—Ne nous ennuyez pas avec votre poupon, la nourrice. C'est vous qui en êtes chargée, n'est-ce pas? C'est vous qui gardez l'argent qu'il vous rapporte? Gardez donc aussi votre marmot: je n'en veux point, moi; vous êtes avertie; tant pis pour lui si j'ai à le pousser. Je pousse rudement, je vous en préviens.
LA NOURRICE.—En quoi qu'il vous gêne, mon enfant? Le pauvre innocent ne sait pas seulement ce que vous lui voulez.
PRUDENCE.—Aussi n'est-ce pas à lui que je m'adresse, mais à vous. Je ne veux que la paix moi, et pas autre chose.
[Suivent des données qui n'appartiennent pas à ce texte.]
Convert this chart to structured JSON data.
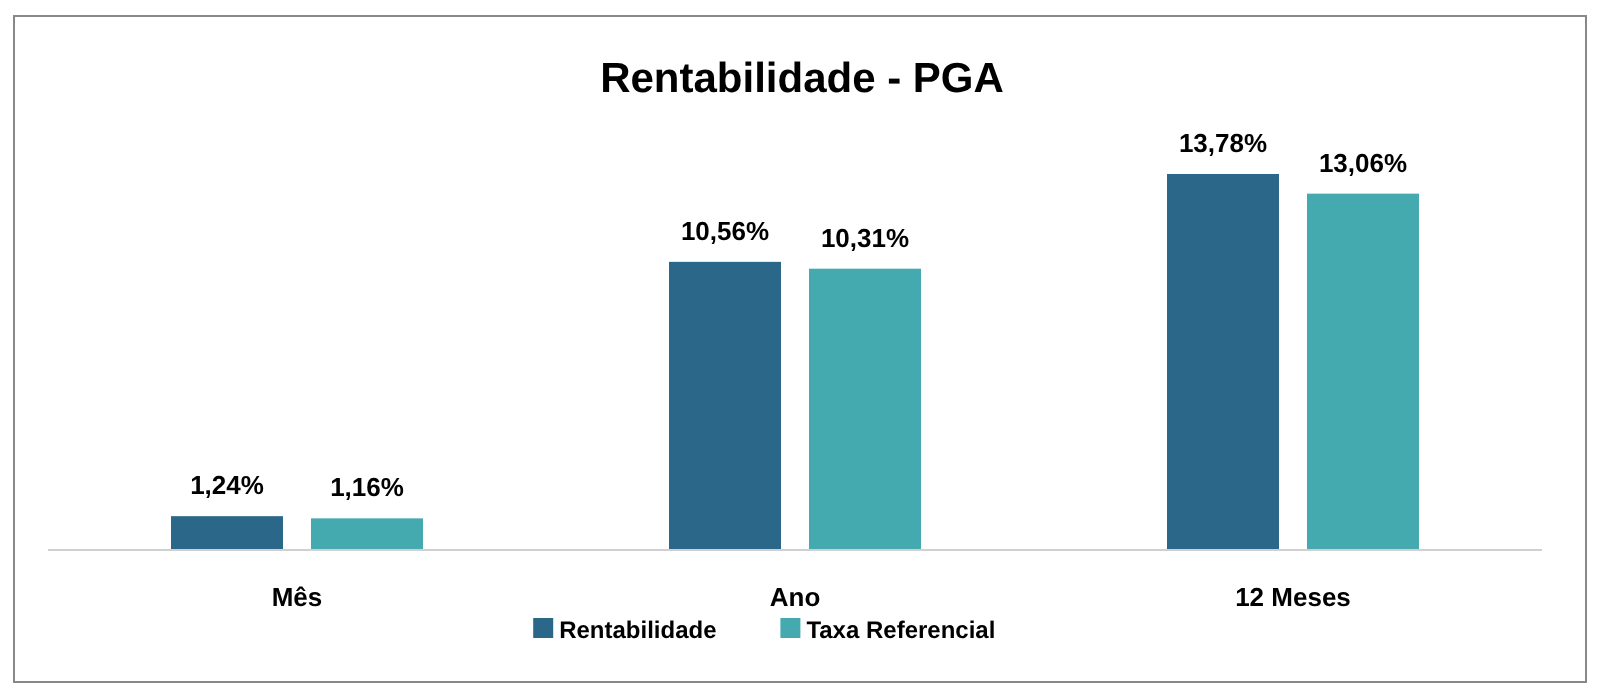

—La paix armée, je crois, dit le grand Anglais avec un accent très prononcé.
LA NOURRICE.—Ah! vous êtes un milord, vous! Ne vous mêlez pas de nos affaires, s'il vous plaît Quand les Anglais vous arrivent à la traverse, ils font toujours du gâchis!
—Quoi c'est gâchis? demanda l'Anglais.
Un des Polonais voulut expliquer à l'Anglais dans son jargon ce qu'on entend en français par le mot gâchis, il mêla à son explication quelques mots piquants contre le gouvernement anglais dans les affaires de l'Europe.
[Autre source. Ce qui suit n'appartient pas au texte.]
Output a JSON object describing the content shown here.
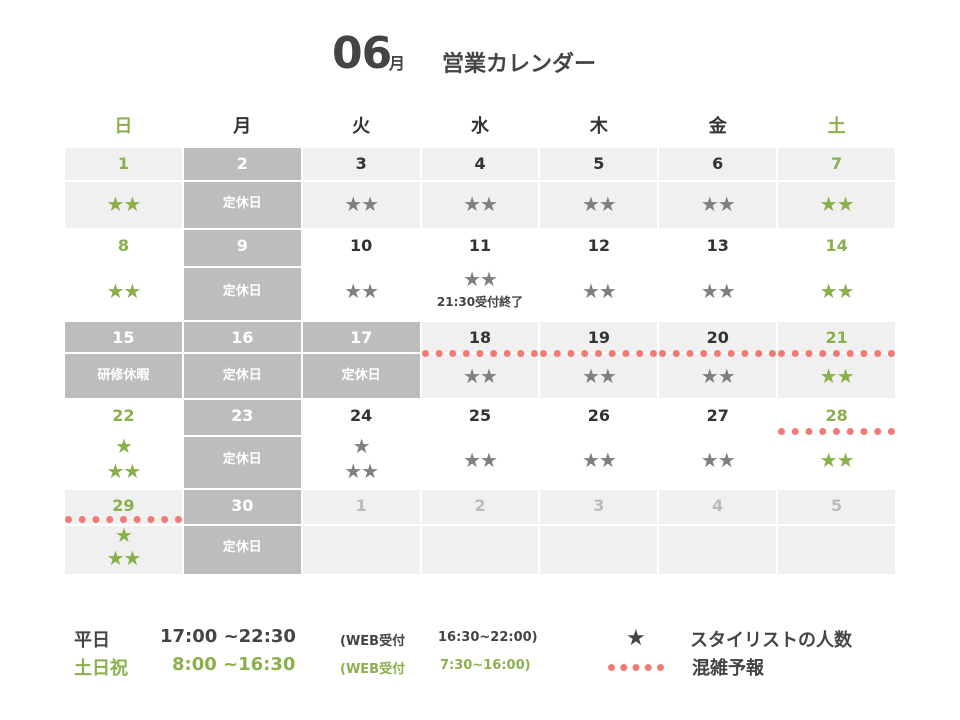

«Moi comprends pas», dit l'Anglais avec calme, et il resta silencieux; mais sa rougeur, son air mécontent prouvaient qu'il avait compris.
Prudence approuvait le Polonais du sourire; on approchait du Mans; les Polonais espéraient voir récompenser leur persévérance à aider et soutenir Prudence et ses enfants par une invitation à dîner.
Leur espoir ne fut pas trompé. Quand le train s'arrêta et que 4es Polonais eurent fait comprendre à Prudence que les voyageurs descendaient pour dîner, elle sortit du wagon avec Innocent et Simplicie, escortée de ses deux gardes du corps, qui la firent placer à table. Ils allaient faire mine de se retirer, quand Prudence, effrayée du bruit et du mouvement. leur proposa de se mettre à fable avec eux et de les faire servir. Les Polonais se regardèrent d'un air triomphant et prirent place, l'un à la droite, l'autre à la gauche de leurs trois protégés et bienfaiteurs. Le service se fit rapidement; Prudence et les enfants mangeaient et buvaient comme s'ils avaient la soirée devant eux; mais les Polonais dévoraient avec rapidité; ils connaissaient le prix du temps en chemin de fer.